Inflammation of alveolar macrophages is the primary pathological factor leading to acute lung injury (ALI), and NF-κB activation and HO-1 inhibition are widely involved in inflammation. Salusin-β has been reported to contribute to the progression of the inflammatory response, but whether salusin-β could regulate inflammation in lipopolysaccharide (LPS)-induced ALI remains unknown. The present study aimed to investigate the role of salusin-β in LPS-induced ALI and to uncover the potential underlying mechanisms. Sprague-Dawley rats were subjected to LPS administration, and then pathological manifestations of lung tissues, inflammatory cytokines levels in bronchoalveolar lavage fluid (BALF) and expression of salusin-β in macrophages of lung tissues were assessed.

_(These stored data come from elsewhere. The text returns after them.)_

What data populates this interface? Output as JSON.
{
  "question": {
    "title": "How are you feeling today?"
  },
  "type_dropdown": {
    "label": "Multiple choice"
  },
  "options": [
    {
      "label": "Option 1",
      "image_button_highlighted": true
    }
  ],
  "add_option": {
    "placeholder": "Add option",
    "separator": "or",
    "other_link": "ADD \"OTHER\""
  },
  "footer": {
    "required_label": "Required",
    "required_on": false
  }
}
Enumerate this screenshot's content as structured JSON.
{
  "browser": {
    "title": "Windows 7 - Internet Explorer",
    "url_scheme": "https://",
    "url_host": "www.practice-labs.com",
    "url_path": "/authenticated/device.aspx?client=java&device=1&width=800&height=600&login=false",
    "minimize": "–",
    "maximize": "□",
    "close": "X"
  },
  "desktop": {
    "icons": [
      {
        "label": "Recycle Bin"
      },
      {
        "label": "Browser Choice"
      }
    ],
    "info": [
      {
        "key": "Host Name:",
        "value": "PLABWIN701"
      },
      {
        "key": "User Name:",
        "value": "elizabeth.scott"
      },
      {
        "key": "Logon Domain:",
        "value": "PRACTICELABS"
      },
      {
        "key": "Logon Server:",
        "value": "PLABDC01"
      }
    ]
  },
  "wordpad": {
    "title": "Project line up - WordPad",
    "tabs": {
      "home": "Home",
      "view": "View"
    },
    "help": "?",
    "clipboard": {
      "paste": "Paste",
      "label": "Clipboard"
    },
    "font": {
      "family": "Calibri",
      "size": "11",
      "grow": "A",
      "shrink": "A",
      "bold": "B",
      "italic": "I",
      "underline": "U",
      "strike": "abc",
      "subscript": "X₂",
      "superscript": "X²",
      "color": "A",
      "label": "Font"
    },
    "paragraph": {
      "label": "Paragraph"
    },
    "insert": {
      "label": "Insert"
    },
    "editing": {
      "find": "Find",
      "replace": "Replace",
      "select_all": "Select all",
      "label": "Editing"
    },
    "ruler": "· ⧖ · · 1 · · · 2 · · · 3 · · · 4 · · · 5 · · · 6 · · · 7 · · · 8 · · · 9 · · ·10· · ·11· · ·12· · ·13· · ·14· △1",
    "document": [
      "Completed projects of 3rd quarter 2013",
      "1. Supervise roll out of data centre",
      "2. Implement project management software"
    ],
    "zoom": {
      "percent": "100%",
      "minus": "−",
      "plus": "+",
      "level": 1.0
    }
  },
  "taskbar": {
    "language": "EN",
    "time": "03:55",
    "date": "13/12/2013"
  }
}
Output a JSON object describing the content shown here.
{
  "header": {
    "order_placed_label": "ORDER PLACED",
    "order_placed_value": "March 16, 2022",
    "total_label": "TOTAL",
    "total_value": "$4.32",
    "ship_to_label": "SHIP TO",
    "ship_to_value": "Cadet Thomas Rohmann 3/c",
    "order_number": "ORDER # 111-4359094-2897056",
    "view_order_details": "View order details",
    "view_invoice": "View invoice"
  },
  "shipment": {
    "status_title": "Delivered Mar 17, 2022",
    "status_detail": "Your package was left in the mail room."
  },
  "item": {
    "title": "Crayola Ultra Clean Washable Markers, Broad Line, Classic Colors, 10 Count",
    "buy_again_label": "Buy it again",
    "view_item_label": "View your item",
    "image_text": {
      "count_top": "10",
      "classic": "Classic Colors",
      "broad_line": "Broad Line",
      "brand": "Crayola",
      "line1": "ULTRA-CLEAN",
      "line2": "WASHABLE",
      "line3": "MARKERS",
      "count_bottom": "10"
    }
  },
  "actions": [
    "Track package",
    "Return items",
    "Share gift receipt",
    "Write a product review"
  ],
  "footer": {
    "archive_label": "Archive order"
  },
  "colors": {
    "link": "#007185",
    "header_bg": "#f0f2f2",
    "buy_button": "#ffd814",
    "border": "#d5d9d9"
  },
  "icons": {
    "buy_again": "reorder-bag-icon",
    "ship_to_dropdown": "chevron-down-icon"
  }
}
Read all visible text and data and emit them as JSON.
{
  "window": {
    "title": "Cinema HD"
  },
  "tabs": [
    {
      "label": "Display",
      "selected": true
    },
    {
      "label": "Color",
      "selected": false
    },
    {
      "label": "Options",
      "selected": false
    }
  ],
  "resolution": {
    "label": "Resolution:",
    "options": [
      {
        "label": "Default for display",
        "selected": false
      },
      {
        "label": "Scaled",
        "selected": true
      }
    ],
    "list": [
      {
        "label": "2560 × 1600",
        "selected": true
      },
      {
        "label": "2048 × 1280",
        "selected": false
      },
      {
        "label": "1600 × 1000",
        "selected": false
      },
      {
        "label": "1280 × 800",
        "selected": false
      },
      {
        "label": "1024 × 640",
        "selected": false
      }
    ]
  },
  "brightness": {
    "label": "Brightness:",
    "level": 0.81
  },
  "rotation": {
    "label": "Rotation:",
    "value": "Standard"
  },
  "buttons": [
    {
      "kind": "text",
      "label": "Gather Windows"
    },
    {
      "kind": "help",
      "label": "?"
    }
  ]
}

NR8383 cells with or without salusin-β knockdown were treated with LPS, and then the concentration of inflammatory cytokines, and the expression of high mobility group box-1 (HMGB1), NF-κB signaling molecules and heme oxygenase-1 (HO-1) levels were detected. The results showed that LPS caused injury of lung tissues, increased the levels of proinflammatory cytokines in BALF, and led to higher expression of salusin-β or macrophages in lung tissues of rats.
In vitro
experiments, LPS also upregulated salusin-β expression in NR8383 cells. Knockdown of salusin-β using short hairpin (sh)RNA inhibited the LPS-induced generation of inflammatory cytokines. LPS also enhanced HMGB1, phosphorylated (p)-IκB and p-p65 expression, but reduced HO-1 expression in both lung tissues and NR8383 cells, which were instead inhibited by the transfection of sh-salusin-β. In addition, knockdown of HO-1 using shRNA reversed the inhibitory effect of sh-salusin-β on the LPS-induced generation of inflammatory cytokines, activation of NF-κB signaling and inactivation of HO-1. In conclusion, this study suggested that knockdown of salusin-β may inhibit LPS-induced inflammation in alveolar macrophages by blocking NF-κB signaling and upregulating HO-1 expression.